農地法を調べ、転用が納得できないので、問い合わせをします。
農地法第4条第6項3号
申請に係る農地を農地以外のものにする行為の妨げとなる権利を有する者の同意を得ていないこと その他農林水産省令で定める事由により、申請に係る農地の全てを住宅の用、事業の用に供する施設の用その他の当該申請に係る用途に供することが確実と認められない場合
上の条文に、A氏と彼の私有財産である土地1128㎡が該当すると思います。
「行為の妨げとなる権利を有する者」とは、強制収用できない土地を所有するA氏です。彼は農地転用に同意していません。
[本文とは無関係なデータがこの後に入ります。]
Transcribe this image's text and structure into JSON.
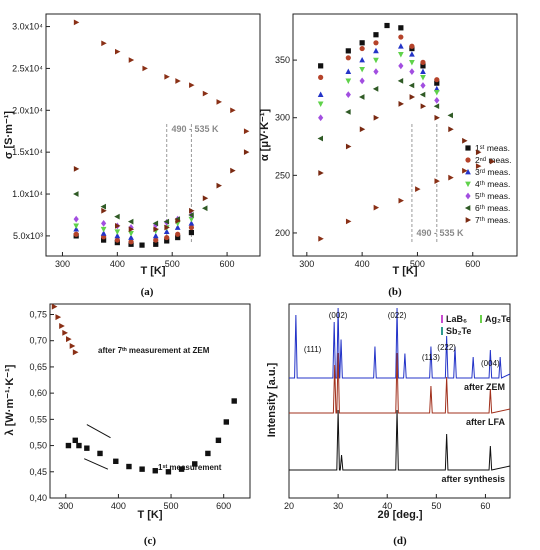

彼が所有する土地は、大和ハウス工業の工場移転のほぼ真ん中にあり、「申請に係る農地の全てを、事業の用、施設の用に供することが確実と認められない場合」とある条文に、今回のケースは当てはまります。不退転の決意で大庭功氏は絶対に土地を売らないと申しております。工場を建てる用地全てを土地区画整理組合は確実に取得できません。
以上の理由で、私は農地転用を認めたのは、農地法の解釈を誤っていると思いますが、釈明を求めます。文書で1月末日までに回答をお願いします。
回答送付先 437-0035 袋井市砂本町2-10 竹野昇
*こうした文書を地権者のために作成し送ったが、農政課の担当者は、農地転用を求める出された書面が問題がなければ、粛々と手続きを進め、問題なしと回答してきた。
沖縄辺野古埋め立て問題でもそうだが、行政の権限でこれは問題ありと判断して無謀な事業・工事を止めることができると思うが、行政はそうしない。住民・市民に寄り添い、権利・環境・自然・大きな意味での公益を守ろうとはしない。
だからこそ、あきらめずに、粘り強く、闘うほかない。